A state-of-the-art instrument dedicated to the search for planets

The day of PDS 70b was made possible thanks to a state-of-the-art instrument: SPHERE – for Spectro-Polarimetric High-contrast Exoplanet REsearch – one of the most powerful planetary search tools in the world. Large telescope, located in Chile

Main badet of the device: a specific element – the coronograph – which allowed the researchers to hide the blinding glare of the central star, and thus to observe the much weaker glow of the disc that surrounds it. Thanks to this device, the scientists were able to capture the exceptional cliché showing PDS 70b only a few times after the beginning of its formation, about three billion kilometers from the center of its star, the equivalent of the distance between Uranus and the Sun.

A scientific achievement of the team's director, Miriam Keppler, of the Max Planck Institute for Astronomy: " These discs around young stars are the birthplace of planets, but until now only a handful of observations have been able to detect evidence of baby-planets within them ".

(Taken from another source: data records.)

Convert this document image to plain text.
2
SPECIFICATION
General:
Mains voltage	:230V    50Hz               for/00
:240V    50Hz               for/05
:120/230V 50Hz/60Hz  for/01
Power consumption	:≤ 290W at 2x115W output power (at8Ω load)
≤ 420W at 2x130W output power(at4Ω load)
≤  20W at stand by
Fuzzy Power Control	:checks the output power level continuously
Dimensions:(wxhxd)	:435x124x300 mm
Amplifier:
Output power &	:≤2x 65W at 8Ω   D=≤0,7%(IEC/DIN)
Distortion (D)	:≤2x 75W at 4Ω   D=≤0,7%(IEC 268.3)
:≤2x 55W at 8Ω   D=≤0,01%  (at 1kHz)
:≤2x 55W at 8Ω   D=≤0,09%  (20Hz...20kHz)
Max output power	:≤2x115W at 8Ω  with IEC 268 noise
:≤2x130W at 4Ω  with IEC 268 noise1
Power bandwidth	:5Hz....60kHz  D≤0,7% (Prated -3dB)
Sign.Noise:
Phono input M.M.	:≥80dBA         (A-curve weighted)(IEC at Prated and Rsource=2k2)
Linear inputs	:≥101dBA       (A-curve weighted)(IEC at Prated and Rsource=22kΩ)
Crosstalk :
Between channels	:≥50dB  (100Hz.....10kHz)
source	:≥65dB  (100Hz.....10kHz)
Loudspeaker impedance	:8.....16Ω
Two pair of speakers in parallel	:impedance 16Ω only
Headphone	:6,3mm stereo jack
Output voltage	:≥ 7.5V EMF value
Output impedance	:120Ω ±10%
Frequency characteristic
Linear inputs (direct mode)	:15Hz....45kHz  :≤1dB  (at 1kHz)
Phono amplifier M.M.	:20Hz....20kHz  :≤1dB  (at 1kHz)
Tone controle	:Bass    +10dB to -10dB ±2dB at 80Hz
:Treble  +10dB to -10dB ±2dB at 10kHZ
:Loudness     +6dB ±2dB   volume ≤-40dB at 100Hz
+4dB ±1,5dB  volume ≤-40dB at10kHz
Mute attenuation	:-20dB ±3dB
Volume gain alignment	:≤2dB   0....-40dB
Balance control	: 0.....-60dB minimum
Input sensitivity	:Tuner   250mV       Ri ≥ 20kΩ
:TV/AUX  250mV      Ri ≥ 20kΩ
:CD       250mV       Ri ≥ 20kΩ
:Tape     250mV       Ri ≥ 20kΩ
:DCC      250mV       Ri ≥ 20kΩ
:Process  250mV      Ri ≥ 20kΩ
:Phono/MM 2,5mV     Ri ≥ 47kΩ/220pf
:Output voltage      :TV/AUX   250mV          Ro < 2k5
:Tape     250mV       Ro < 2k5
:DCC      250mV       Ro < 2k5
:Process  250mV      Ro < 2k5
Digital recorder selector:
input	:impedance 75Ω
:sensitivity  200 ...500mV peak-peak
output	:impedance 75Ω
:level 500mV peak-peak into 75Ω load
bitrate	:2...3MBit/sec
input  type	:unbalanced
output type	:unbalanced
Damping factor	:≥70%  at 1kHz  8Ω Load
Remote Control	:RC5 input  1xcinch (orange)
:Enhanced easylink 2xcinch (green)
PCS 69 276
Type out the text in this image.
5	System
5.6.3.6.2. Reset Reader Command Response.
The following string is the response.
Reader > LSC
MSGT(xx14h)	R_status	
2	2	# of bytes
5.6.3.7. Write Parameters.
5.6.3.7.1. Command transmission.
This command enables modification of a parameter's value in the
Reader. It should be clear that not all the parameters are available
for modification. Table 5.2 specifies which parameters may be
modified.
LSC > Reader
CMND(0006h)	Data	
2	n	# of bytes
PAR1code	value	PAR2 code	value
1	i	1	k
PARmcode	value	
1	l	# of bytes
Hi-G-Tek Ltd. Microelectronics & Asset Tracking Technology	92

A giant step for astronomy

The discovery of PDS 70b marks a considerable advance in the field of the observation of protoplanets. Especially since the researchers are not stopped at the simple capture of a snapshot of the newborn. A second team worked on studying the light spectrum to find out more about its properties. The main result of these investigations: the atmosphere of the planet would be clouded …

This information on the atmospheric properties of the proto-planet will now allow researchers to test different theoretical models of formation of planets, as emphasized l principal author of the second study, André Müller: " These results offer us a new insight into the early stages of planetary evolution, complex and poorly understood.We had to observe a planet in the disk of a young star to really understand the processes underlying the formation of planets ". A superb birth picture which certainly inaugurates a family album to be expanded.